Przypomnijmy, że o takiej możliwości dyskutowano w parlamencie jeszcze w zeszłym roku, a także zabierała głos w tej sprawie, w okresie swojego rządzenia, była premier Kallas. Według ekspertów prawnych, należałoby w tym celu zmienić konstytucję. W marcu rząd nie poparł ustawy opozycyjnej partii "Ojczyzna" (Isamaa) dotyczącej wprowadzenia zakazu głosowania obywatelom Rosji i Białorusi w wyborach samorządowych.

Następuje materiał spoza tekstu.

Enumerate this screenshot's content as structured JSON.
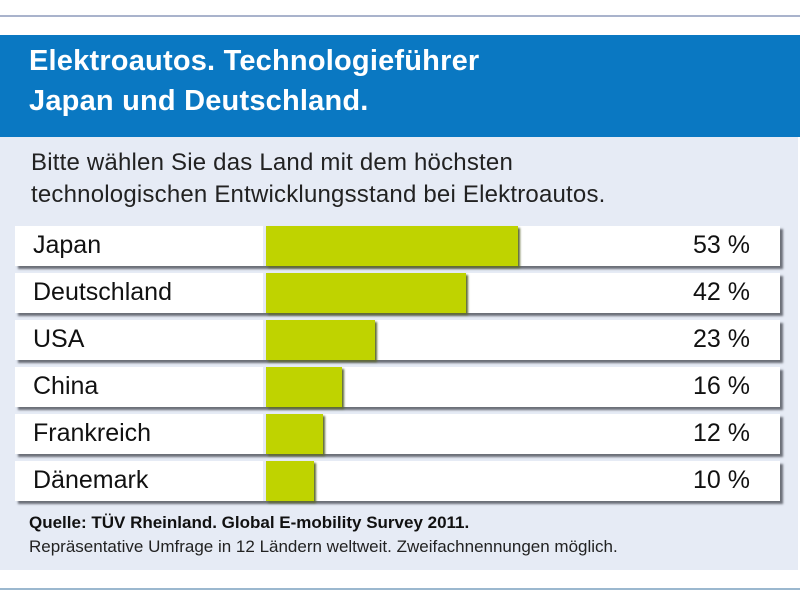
{
  "title_lines": [
    "Elektroautos. Technologieführer",
    "Japan und Deutschland."
  ],
  "question_lines": [
    "Bitte wählen Sie das Land mit dem höchsten",
    "technologischen Entwicklungsstand bei Elektroautos."
  ],
  "source_line": "Quelle: TÜV Rheinland. Global E-mobility Survey 2011.",
  "note_line": "Repräsentative Umfrage in 12 Ländern weltweit. Zweifachnennungen möglich.",
  "colors": {
    "header": "#0a78c2",
    "bar": "#bfd300",
    "panel": "#e6ebf5"
  },
  "chart_data": {
    "type": "bar",
    "orientation": "horizontal",
    "title": "Elektroautos. Technologieführer Japan und Deutschland.",
    "subtitle": "Bitte wählen Sie das Land mit dem höchsten technologischen Entwicklungsstand bei Elektroautos.",
    "categories": [
      "Japan",
      "Deutschland",
      "USA",
      "China",
      "Frankreich",
      "Dänemark"
    ],
    "values": [
      53,
      42,
      23,
      16,
      12,
      10
    ],
    "value_labels": [
      "53 %",
      "42 %",
      "23 %",
      "16 %",
      "12 %",
      "10 %"
    ],
    "unit": "%",
    "xlim": [
      0,
      100
    ],
    "grid": false,
    "legend": "none"
  }
}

„Partia Reform i mój osobisty pogląd jest taki, że prawo do głosowania w wyborach lokalnych powinno zostać odebrane obywatelom Rosji i Białorusi, ale zasadą koalicji jest to, że albo rzeczy są robione razem, albo nie ma koalicji”, powiedział premier Michal. Potwierdził, że SDE jest przeciwna planowi, ale przyszła koalicja może zawrzeć inne porozumienie. „Jeśli nie będziemy już w koalicji z socjaldemokratami, zagłosujemy za takim rozwiązaniem” - dodał. Z kolei minister spraw zagranicznych Margus Tsahkna z Eesti 200, powiedział, że jego partia nie zgadza się z SDE. „Do socjalistów należy decyzja, czy chcą, aby obywatele państwa-agresora głosowali w Estonii, czy nie. W tej chwili uważają, że mogą wybierać. My mamy zupełnie inny pogląd” - powiedział Tsahkna.